La primera batalla fue cultural. Y era interna.

—Lo económico se puede resolver. Pero si no sos buena gente, eso no lo arreglás —dice De CIcco.

—La gente veía que nos arremangábamos —agrega Juan—. Y decían: “estos pibes no serán perfectos, pero no son mala leche”.

—Teníamos pejerrey, ñoquis, surubí. Era un menú viejo, largo, ineficiente —dice Cristian.

—Había que enfocarse. Saber quiénes éramos —explica Juan—. Y eso también lo hicimos para pensar en franquiciar. Porque si ni vos sabés qué hacés, no podés replicarlo.

—No le damos la franquicia a cualquiera —aclara Juan—. Hacemos lo que llamamos el escaneo del alma. Tiene que ser buena persona. Porque es la marca de nuestros abuelos.

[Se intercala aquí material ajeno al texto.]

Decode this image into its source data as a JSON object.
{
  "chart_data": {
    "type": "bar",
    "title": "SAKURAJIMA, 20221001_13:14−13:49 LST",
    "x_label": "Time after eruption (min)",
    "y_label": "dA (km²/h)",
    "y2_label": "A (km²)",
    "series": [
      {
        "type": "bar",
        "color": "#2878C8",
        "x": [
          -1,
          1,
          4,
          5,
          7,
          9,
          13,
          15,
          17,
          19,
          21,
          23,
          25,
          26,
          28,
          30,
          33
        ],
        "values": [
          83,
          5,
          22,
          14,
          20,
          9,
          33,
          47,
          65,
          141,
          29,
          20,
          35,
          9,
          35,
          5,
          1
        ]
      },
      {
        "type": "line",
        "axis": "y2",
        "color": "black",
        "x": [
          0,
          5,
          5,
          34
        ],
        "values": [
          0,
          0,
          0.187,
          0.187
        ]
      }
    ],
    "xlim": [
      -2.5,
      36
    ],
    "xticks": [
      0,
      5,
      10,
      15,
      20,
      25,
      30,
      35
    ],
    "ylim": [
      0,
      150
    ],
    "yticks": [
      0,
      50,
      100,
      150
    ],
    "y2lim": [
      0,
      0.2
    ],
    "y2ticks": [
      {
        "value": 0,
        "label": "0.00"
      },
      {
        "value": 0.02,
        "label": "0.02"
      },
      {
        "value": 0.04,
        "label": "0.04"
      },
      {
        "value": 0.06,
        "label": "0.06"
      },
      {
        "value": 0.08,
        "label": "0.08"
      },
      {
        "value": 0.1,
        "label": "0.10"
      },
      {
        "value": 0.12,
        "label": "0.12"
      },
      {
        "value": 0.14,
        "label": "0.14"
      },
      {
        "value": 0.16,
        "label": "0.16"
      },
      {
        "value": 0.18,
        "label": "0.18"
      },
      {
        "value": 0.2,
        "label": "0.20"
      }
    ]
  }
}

No es cualquier cosa.

—Durante tres años no hubo logros visibles —dice Cristian—. Solo esfuerzo, reconstrucción, poner parches.

—Le dijimos que no estábamos listos —recuerda Juan—. El tipo esperó dos años. Y abrió. Para mí, ese fue nuestro primer trofeo.

La historia tiene su reverso: el padre de Juan había intentado franquiciar en los 2000. Duró seis meses. Fracaso. Cicatriz. Por eso costaba volver a intentarlo.

Pero esta vez funcionó. Y hoy Atalaya está en shopping, rutas y ciudades, con presencia ampliada, pero con el corazón en el kilómetro 113.

—No hay magia. Es sangre, sudor y lágrimas —dice Juan, con tono de entrenador.

—El éxito no es rápido. Lo de “todo fácil y todo ya” es mentira —asegura Castoldi—. Esto es siete por veinticuatro.

Hay algo más que repiten, como si fuera mantra.

El mensaje se redondea con una mirada menos empresarial y más humana.